My mother and I have mended much of the fibers that weave the tapestry of our relationship together. We are healed. When things arise, we work through them. I had the gift of the being able to share something very tender with her on Mother's day.

I read her a dream I had—raw from the pages of my red, red journal. It was hard, it hurt. It wasn't about her, except that any mother who cares will feel she is to blame for the hurt of her children. I know that feeling, that story—the martyred mother, the sacrificed daughter. I did plenty of things that hurt my own daughter to disappoint her, to spread my confusion.

The wounds we do not tend, get passed down. Often the mother wound leaps from womb to womb, mother to daughter, mother to son. We do what we know until we know better, but even then knowing is not always enough to make those core corrections that have nothing to do with the core essence of who we are, but are rooted in pain and confusion.

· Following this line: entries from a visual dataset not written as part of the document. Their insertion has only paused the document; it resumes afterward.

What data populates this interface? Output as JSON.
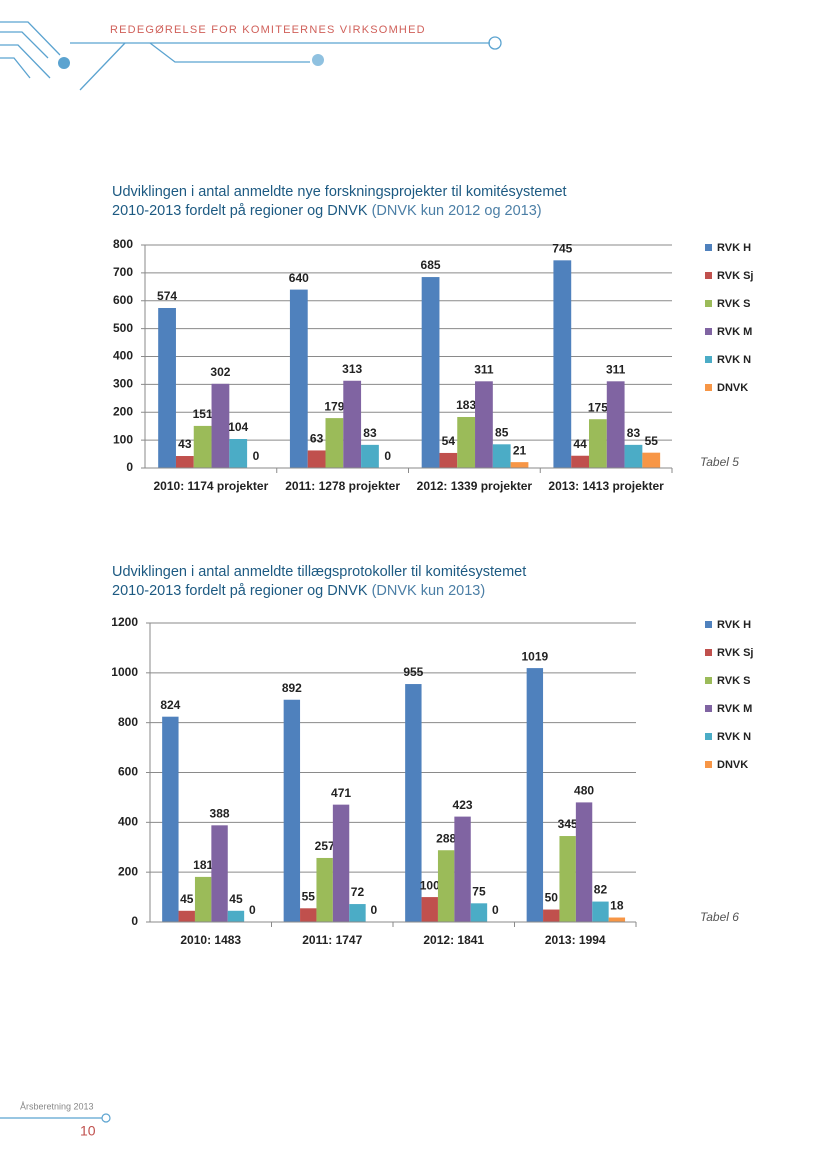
{
  "header": "REDEGØRELSE FOR KOMITEERNES VIRKSOMHED",
  "chart_data": [
    {
      "type": "bar",
      "title": [
        "Udviklingen i antal anmeldte nye forskningsprojekter til komitésystemet",
        "2010-2013 fordelt på regioner og DNVK"
      ],
      "subtitle": "(DNVK kun 2012 og 2013)",
      "caption": "Tabel 5",
      "categories": [
        "2010: 1174 projekter",
        "2011: 1278 projekter",
        "2012: 1339 projekter",
        "2013: 1413 projekter"
      ],
      "series": [
        {
          "name": "RVK H",
          "color": "#4f81bd",
          "values": [
            574,
            640,
            685,
            745
          ]
        },
        {
          "name": "RVK Sj",
          "color": "#c0504d",
          "values": [
            43,
            63,
            54,
            44
          ]
        },
        {
          "name": "RVK S",
          "color": "#9bbb59",
          "values": [
            151,
            179,
            183,
            175
          ]
        },
        {
          "name": "RVK M",
          "color": "#8064a2",
          "values": [
            302,
            313,
            311,
            311
          ]
        },
        {
          "name": "RVK N",
          "color": "#4bacc6",
          "values": [
            104,
            83,
            85,
            83
          ]
        },
        {
          "name": "DNVK",
          "color": "#f79646",
          "values": [
            0,
            0,
            21,
            55
          ]
        }
      ],
      "ylim": [
        0,
        800
      ],
      "yticks": [
        0,
        100,
        200,
        300,
        400,
        500,
        600,
        700,
        800
      ],
      "grid": true,
      "legend": "right"
    },
    {
      "type": "bar",
      "title": [
        "Udviklingen i antal anmeldte tillægsprotokoller til komitésystemet",
        "2010-2013 fordelt på regioner og DNVK"
      ],
      "subtitle": "(DNVK kun 2013)",
      "caption": "Tabel 6",
      "categories": [
        "2010: 1483",
        "2011: 1747",
        "2012: 1841",
        "2013: 1994"
      ],
      "series": [
        {
          "name": "RVK H",
          "color": "#4f81bd",
          "values": [
            824,
            892,
            955,
            1019
          ]
        },
        {
          "name": "RVK Sj",
          "color": "#c0504d",
          "values": [
            45,
            55,
            100,
            50
          ]
        },
        {
          "name": "RVK S",
          "color": "#9bbb59",
          "values": [
            181,
            257,
            288,
            345
          ]
        },
        {
          "name": "RVK M",
          "color": "#8064a2",
          "values": [
            388,
            471,
            423,
            480
          ]
        },
        {
          "name": "RVK N",
          "color": "#4bacc6",
          "values": [
            45,
            72,
            75,
            82
          ]
        },
        {
          "name": "DNVK",
          "color": "#f79646",
          "values": [
            0,
            0,
            0,
            18
          ]
        }
      ],
      "ylim": [
        0,
        1200
      ],
      "yticks": [
        0,
        200,
        400,
        600,
        800,
        1000,
        1200
      ],
      "grid": true,
      "legend": "right"
    }
  ],
  "footer": {
    "report": "Årsberetning 2013",
    "page": "10"
  }
}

How does this wound manifest?

It may show up in the way that a woman always puts herself second in a relationship. It may manifest in the ways that she swallows misogyny. It may show up as women being jealous of their daughters, or emasculating their boys. It may show up as abuse, but it may also show up as her simply being unable to pay attention to her children needs.

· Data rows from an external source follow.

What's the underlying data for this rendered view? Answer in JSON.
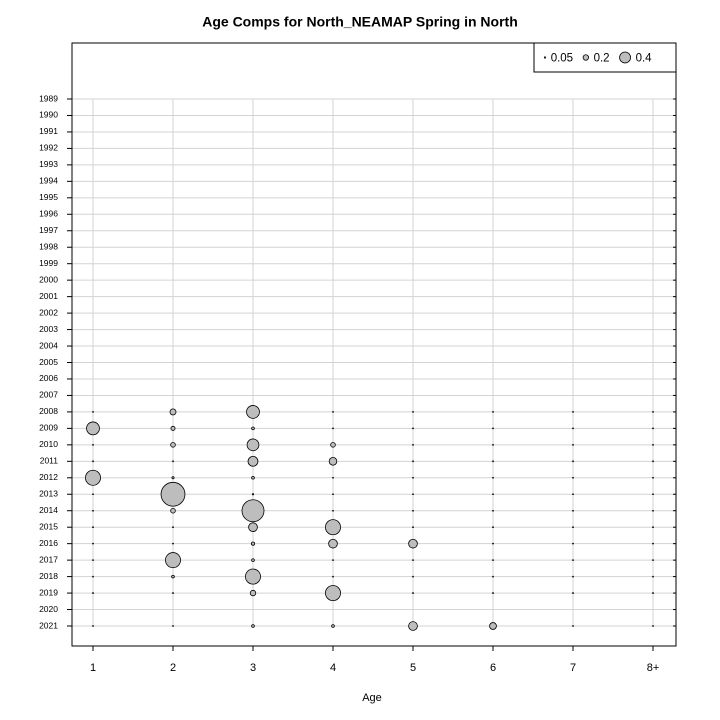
{
  "chart_data": {
    "type": "bubble",
    "title": "Age Comps for North_NEAMAP Spring in North",
    "x_label": "Age",
    "categories": [
      "1",
      "2",
      "3",
      "4",
      "5",
      "6",
      "7",
      "8+"
    ],
    "y_categories": [
      "1989",
      "1990",
      "1991",
      "1992",
      "1993",
      "1994",
      "1995",
      "1996",
      "1997",
      "1998",
      "1999",
      "2000",
      "2001",
      "2002",
      "2003",
      "2004",
      "2005",
      "2006",
      "2007",
      "2008",
      "2009",
      "2010",
      "2011",
      "2012",
      "2013",
      "2014",
      "2015",
      "2016",
      "2017",
      "2018",
      "2019",
      "2020",
      "2021"
    ],
    "size_legend": [
      0.05,
      0.2,
      0.4
    ],
    "color": "#bdbdbd",
    "grid": true,
    "legend_position": "top-right",
    "series": [
      {
        "name": "1",
        "values": [
          null,
          null,
          null,
          null,
          null,
          null,
          null,
          null,
          null,
          null,
          null,
          null,
          null,
          null,
          null,
          null,
          null,
          null,
          null,
          0.02,
          0.47,
          0.01,
          0.01,
          0.55,
          0.02,
          0.02,
          0.01,
          0.01,
          0.01,
          0.02,
          0.01,
          null,
          0.01
        ]
      },
      {
        "name": "2",
        "values": [
          null,
          null,
          null,
          null,
          null,
          null,
          null,
          null,
          null,
          null,
          null,
          null,
          null,
          null,
          null,
          null,
          null,
          null,
          null,
          0.22,
          0.15,
          0.17,
          0.02,
          0.08,
          0.87,
          0.17,
          0.02,
          0.02,
          0.55,
          0.1,
          0.02,
          null,
          0.02
        ]
      },
      {
        "name": "3",
        "values": [
          null,
          null,
          null,
          null,
          null,
          null,
          null,
          null,
          null,
          null,
          null,
          null,
          null,
          null,
          null,
          null,
          null,
          null,
          null,
          0.47,
          0.1,
          0.43,
          0.36,
          0.1,
          0.05,
          0.8,
          0.32,
          0.12,
          0.1,
          0.55,
          0.2,
          null,
          0.1
        ]
      },
      {
        "name": "4",
        "values": [
          null,
          null,
          null,
          null,
          null,
          null,
          null,
          null,
          null,
          null,
          null,
          null,
          null,
          null,
          null,
          null,
          null,
          null,
          null,
          0.02,
          0.02,
          0.17,
          0.28,
          0.02,
          0.02,
          0.02,
          0.55,
          0.32,
          0.02,
          0.02,
          0.55,
          null,
          0.1
        ]
      },
      {
        "name": "5",
        "values": [
          null,
          null,
          null,
          null,
          null,
          null,
          null,
          null,
          null,
          null,
          null,
          null,
          null,
          null,
          null,
          null,
          null,
          null,
          null,
          0.01,
          0.01,
          0.01,
          0.01,
          0.01,
          0.01,
          0.01,
          0.02,
          0.32,
          0.01,
          0.01,
          0.01,
          null,
          0.32
        ]
      },
      {
        "name": "6",
        "values": [
          null,
          null,
          null,
          null,
          null,
          null,
          null,
          null,
          null,
          null,
          null,
          null,
          null,
          null,
          null,
          null,
          null,
          null,
          null,
          0.01,
          0.01,
          0.01,
          0.01,
          0.01,
          0.01,
          0.01,
          0.01,
          0.01,
          0.01,
          0.01,
          0.01,
          null,
          0.25
        ]
      },
      {
        "name": "7",
        "values": [
          null,
          null,
          null,
          null,
          null,
          null,
          null,
          null,
          null,
          null,
          null,
          null,
          null,
          null,
          null,
          null,
          null,
          null,
          null,
          0.01,
          0.01,
          0.01,
          0.01,
          0.01,
          0.01,
          0.01,
          0.01,
          0.01,
          0.01,
          0.01,
          0.01,
          null,
          0.01
        ]
      },
      {
        "name": "8+",
        "values": [
          null,
          null,
          null,
          null,
          null,
          null,
          null,
          null,
          null,
          null,
          null,
          null,
          null,
          null,
          null,
          null,
          null,
          null,
          null,
          0.01,
          0.01,
          0.01,
          0.01,
          0.01,
          0.01,
          0.01,
          0.01,
          0.01,
          0.01,
          0.01,
          0.01,
          null,
          0.01
        ]
      }
    ]
  }
}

"Ma, mamma, mommy, mmmm!" was what my daughter used to coo, babble and shout at me, when she wanted attention. It was sweet, and primal and it illustrates what a silly creature she is, but it also spoke to the humanness of her needs.

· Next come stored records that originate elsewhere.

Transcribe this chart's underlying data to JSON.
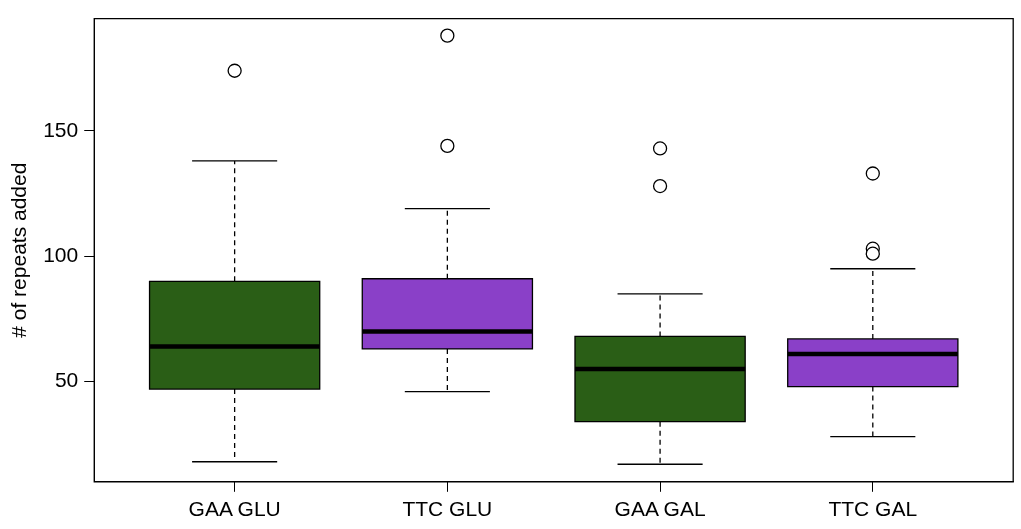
{
  "chart_data": {
    "type": "box",
    "ylabel": "# of repeats added",
    "categories": [
      "GAA GLU",
      "TTC GLU",
      "GAA GAL",
      "TTC GAL"
    ],
    "colors": [
      "#2a5e16",
      "#8a40c8",
      "#2a5e16",
      "#8a40c8"
    ],
    "boxes": [
      {
        "low": 18,
        "q1": 47,
        "median": 64,
        "q3": 90,
        "high": 138,
        "outliers": [
          174
        ]
      },
      {
        "low": 46,
        "q1": 63,
        "median": 70,
        "q3": 91,
        "high": 119,
        "outliers": [
          188,
          144
        ]
      },
      {
        "low": 17,
        "q1": 34,
        "median": 55,
        "q3": 68,
        "high": 85,
        "outliers": [
          143,
          128
        ]
      },
      {
        "low": 28,
        "q1": 48,
        "median": 61,
        "q3": 67,
        "high": 95,
        "outliers": [
          133,
          103,
          101
        ]
      }
    ],
    "ylim": [
      10,
      194.8
    ],
    "yticks": [
      50,
      100,
      150
    ]
  }
}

"Mother is the name of God on the lips and hearts of children"

-William Makepeace Thackeray.

Mother is our gateway from the eternal, to the material. It is a task of cosmic proportions to guide life though our bodies into this world. When we open that gateway we may be transformed, or we may be consumed, or mostly likely, a little bit of both. Our ancestral patterns may become activated, both beneficial and what could be thought of as curses.

As mothers we feed our children with our bodies. They consume us. If a woman has already, herself, been devoured how can she possibly feed that which depends on her for life? She can't. And too often she gets left behind, she gets judged and shamed for it, and she falls even deeper into her own neuroses—her own unmet needs.

We ask for endless sacrifice from the women who become mothers, but we offer them so little support. We expect perfectionism, we expect them to be able to take on the world, and often without anyone ever imparting the care or the tools to empower them to do so.

And what do they do?

They fail. They hurt us. The don't have the skills to do what is needed, the don't have a net to catch them when they are exhausted, they don't have the balm they need for their own scars.

It's lovely if we celebrate mother's day, but if we want to make it meaningful beyond this day, show these women—our mothers, our daughters, wives, friends, colleagues and sisters—some motherloving respect and some sweet, human care.

Let's get them a decent maternity leave. Let's not judge them for having messy hair, or houses for that matter. Let's send their husbands and partners to support parenting classes, instead of putting it all on them. And let's also acknowledge that women are valuable beyond their ability to produce and raise babies. There are so many ways that women can create and nurture life, beyond becoming mothers.

Women are not the only ones who need to face their mother wounds. Rise up men and make peace with your own feminine, with the way you were mothered, and stand true as protectors of life and innocence.

There is a beautiful thing that begins to happen when we start to take accountability for our own fear, pain and confusion, and simultaneously acknowledge that we are not alone. When we claim our bond with the living planet's intelligence, our Great Mother takes a step toward us with every step we take towards ourselves. She holds us, even as we strive to hold ourselves and each other.

As we turn within and cultivate our relationship with ourselves as nurturers, then we can really never be separated from source or each other and in repairing one holy, human bond at a time, we can heal the world.